Biodiesel’s problem, Enderle said, is that although it’s the easiest and a relatively green alternative, “it currently relies on resources … that force choices between food and fuel in a world that doesn’t have enough food, either — and the fuel can be costly to produce.” What biofuels do have is a ready infrastructure through existing fuel stations.
Off-grid electricity is the most problematic alternative fuel, Enderle said.
“It is too dependent on things like sunlight and wind you can’t depend on, and batteries just don’t have the price [or] energy-density they need to make the vehicles viable. … Refueling infrastructure would be the most difficult to roll out, he added. “It would be far easier, and it is vastly more likely, that we would use on-grid electric combined with nuclear power for a national solution than off-grid.”
New Grid Needed
A new type of electrical grid could accommodate a surge in plug-in hybrids, Jonah Stein, principal with ItsTheROI.com, told TechNewsWorld.That could take five to 10 years to develop.
“I would guess we are looking towards a combination … ‘smart grid’ that uses plug-in hybrids to meet peak demand, a 10-20-times improvement in battery capacity, and next-generation biofuels that use bioengineering to grow fuels in an agricultural process,” Stein speculated.
Will motorists who have traditionally powered their vehicles with petroleum-based fuel turn around full circle and end up settling on one power source in the future?

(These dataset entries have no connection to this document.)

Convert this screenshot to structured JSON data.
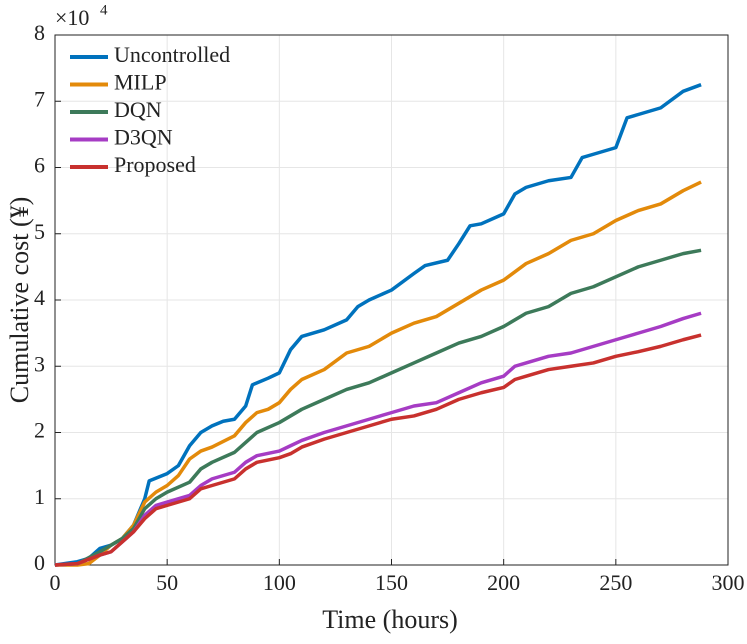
{
  "chart_data": {
    "type": "line",
    "xlabel": "Time (hours)",
    "ylabel": "Cumulative cost (¥)",
    "y_multiplier": "×10",
    "y_multiplier_exponent": "4",
    "xlim": [
      0,
      300
    ],
    "xticks": [
      0,
      50,
      100,
      150,
      200,
      250,
      300
    ],
    "ylim": [
      0,
      8
    ],
    "yticks": [
      0,
      1,
      2,
      3,
      4,
      5,
      6,
      7,
      8
    ],
    "grid": true,
    "legend": "upper left",
    "series": [
      {
        "name": "Uncontrolled",
        "color": "#0072bd",
        "x": [
          0,
          10,
          15,
          20,
          25,
          30,
          35,
          40,
          42,
          50,
          55,
          60,
          65,
          70,
          75,
          80,
          85,
          88,
          95,
          100,
          105,
          110,
          120,
          130,
          135,
          140,
          150,
          160,
          165,
          175,
          180,
          185,
          190,
          200,
          205,
          210,
          220,
          230,
          235,
          240,
          250,
          255,
          260,
          270,
          280,
          288
        ],
        "values": [
          0,
          0.05,
          0.1,
          0.25,
          0.3,
          0.4,
          0.6,
          1.0,
          1.27,
          1.38,
          1.5,
          1.8,
          2.0,
          2.1,
          2.17,
          2.2,
          2.4,
          2.72,
          2.82,
          2.9,
          3.25,
          3.45,
          3.55,
          3.7,
          3.9,
          4.0,
          4.15,
          4.4,
          4.52,
          4.6,
          4.85,
          5.12,
          5.15,
          5.3,
          5.6,
          5.7,
          5.8,
          5.85,
          6.15,
          6.2,
          6.3,
          6.75,
          6.8,
          6.9,
          7.15,
          7.25
        ]
      },
      {
        "name": "MILP",
        "color": "#e38a0a",
        "x": [
          0,
          10,
          15,
          20,
          25,
          30,
          35,
          40,
          45,
          50,
          55,
          60,
          65,
          70,
          80,
          85,
          90,
          95,
          100,
          105,
          110,
          120,
          130,
          140,
          150,
          160,
          170,
          180,
          190,
          200,
          210,
          220,
          230,
          240,
          250,
          260,
          270,
          280,
          288
        ],
        "values": [
          0,
          0,
          0.02,
          0.15,
          0.3,
          0.4,
          0.6,
          0.95,
          1.1,
          1.2,
          1.35,
          1.6,
          1.72,
          1.78,
          1.95,
          2.15,
          2.3,
          2.35,
          2.45,
          2.65,
          2.8,
          2.95,
          3.2,
          3.3,
          3.5,
          3.65,
          3.75,
          3.95,
          4.15,
          4.3,
          4.55,
          4.7,
          4.9,
          5.0,
          5.2,
          5.35,
          5.45,
          5.65,
          5.78
        ]
      },
      {
        "name": "DQN",
        "color": "#3d7a5a",
        "x": [
          0,
          10,
          20,
          25,
          30,
          35,
          40,
          45,
          50,
          60,
          65,
          70,
          80,
          85,
          90,
          100,
          110,
          120,
          130,
          140,
          150,
          160,
          170,
          180,
          190,
          200,
          210,
          220,
          230,
          240,
          250,
          260,
          270,
          280,
          288
        ],
        "values": [
          0,
          0.02,
          0.2,
          0.3,
          0.4,
          0.55,
          0.85,
          1.0,
          1.1,
          1.25,
          1.45,
          1.55,
          1.7,
          1.85,
          2.0,
          2.15,
          2.35,
          2.5,
          2.65,
          2.75,
          2.9,
          3.05,
          3.2,
          3.35,
          3.45,
          3.6,
          3.8,
          3.9,
          4.1,
          4.2,
          4.35,
          4.5,
          4.6,
          4.7,
          4.75
        ]
      },
      {
        "name": "D3QN",
        "color": "#a63cc4",
        "x": [
          0,
          10,
          20,
          25,
          30,
          35,
          40,
          45,
          50,
          60,
          65,
          70,
          80,
          85,
          90,
          100,
          105,
          110,
          120,
          130,
          140,
          150,
          160,
          170,
          180,
          190,
          200,
          205,
          210,
          220,
          230,
          240,
          250,
          260,
          270,
          280,
          288
        ],
        "values": [
          0,
          0.02,
          0.15,
          0.2,
          0.35,
          0.5,
          0.75,
          0.9,
          0.95,
          1.05,
          1.2,
          1.3,
          1.4,
          1.55,
          1.65,
          1.72,
          1.8,
          1.88,
          2.0,
          2.1,
          2.2,
          2.3,
          2.4,
          2.45,
          2.6,
          2.75,
          2.85,
          3.0,
          3.05,
          3.15,
          3.2,
          3.3,
          3.4,
          3.5,
          3.6,
          3.72,
          3.8
        ]
      },
      {
        "name": "Proposed",
        "color": "#c8312e",
        "x": [
          0,
          10,
          20,
          25,
          30,
          35,
          40,
          45,
          50,
          60,
          65,
          70,
          80,
          85,
          90,
          100,
          105,
          110,
          120,
          130,
          140,
          150,
          160,
          170,
          180,
          190,
          200,
          205,
          210,
          220,
          230,
          240,
          250,
          260,
          270,
          280,
          288
        ],
        "values": [
          0,
          0.02,
          0.15,
          0.2,
          0.35,
          0.5,
          0.7,
          0.85,
          0.9,
          1.0,
          1.15,
          1.2,
          1.3,
          1.45,
          1.55,
          1.62,
          1.68,
          1.78,
          1.9,
          2.0,
          2.1,
          2.2,
          2.25,
          2.35,
          2.5,
          2.6,
          2.68,
          2.8,
          2.85,
          2.95,
          3.0,
          3.05,
          3.15,
          3.22,
          3.3,
          3.4,
          3.47
        ]
      }
    ]
  }
}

That’s tough to predict — all the alternatives have their own potential glitches, said Enderle. “A clear choice has yet to emerge. A lot of folks will be watching the Honda FCX Clarity test later this year.”
There will likely be some fragmentation in the types of fuels consumers prefer in the years to come.

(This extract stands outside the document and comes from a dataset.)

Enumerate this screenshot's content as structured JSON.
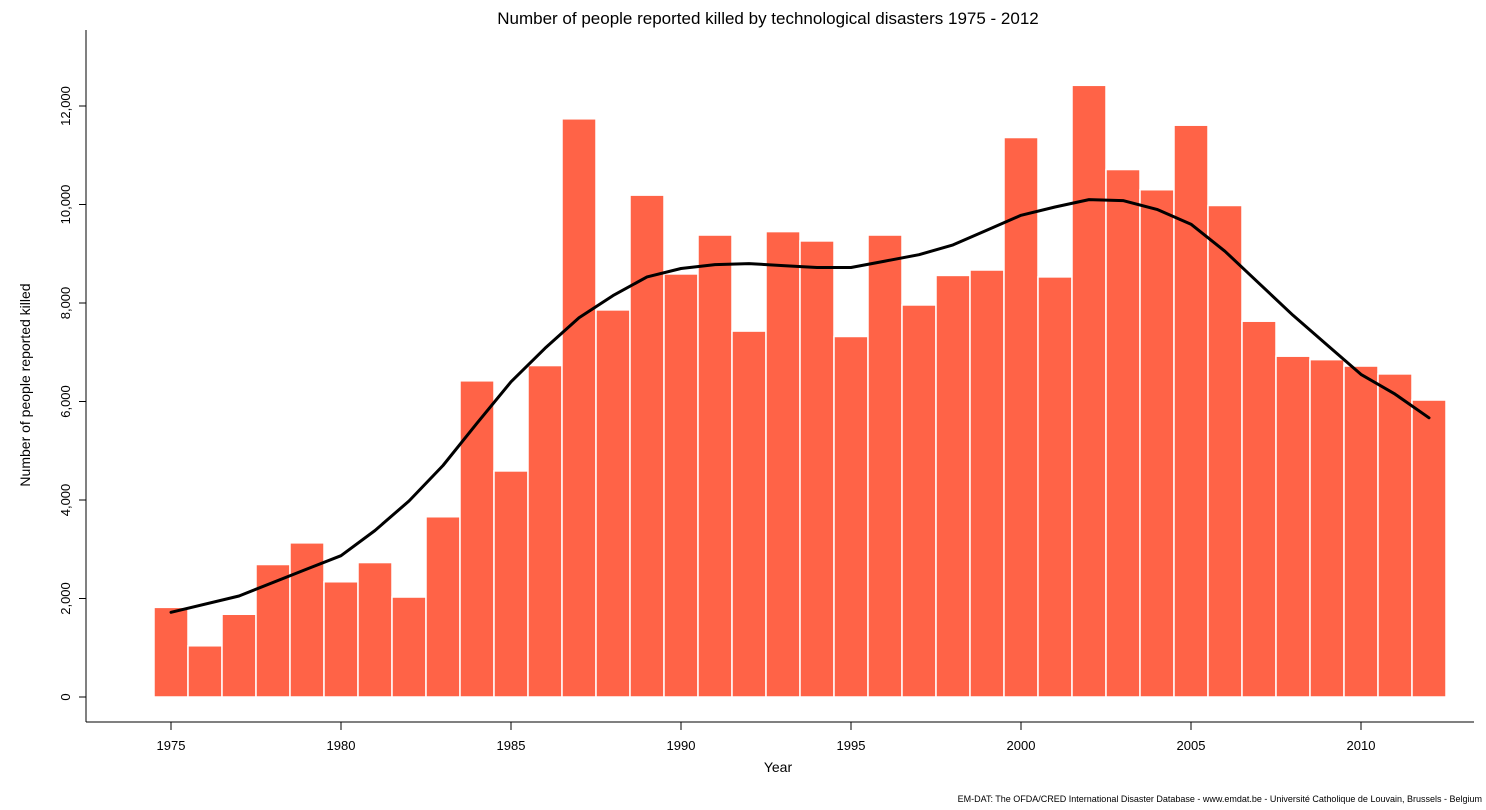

“I expect the fragmentation will fall into two camps: How you drive and where you live,” said King. “Statistically, the vast majority of people in the U.S. drive 20 to 30 miles per day, well within the range of many current-generation electric cars. But for some, that would require driving with a certain amount of planning and foresight — not strong characteristics in American drivers.
“That’s one reason hybrids have found a toehold in the U.S. and other markets,” he observed. “They get significantly better gas mileage than traditional vehicles but require no changes in driver habits. Next-gen electric vehicles are expected to travel 80-plus miles per charge, making them far more flexible and attractive for conventional driving habits.”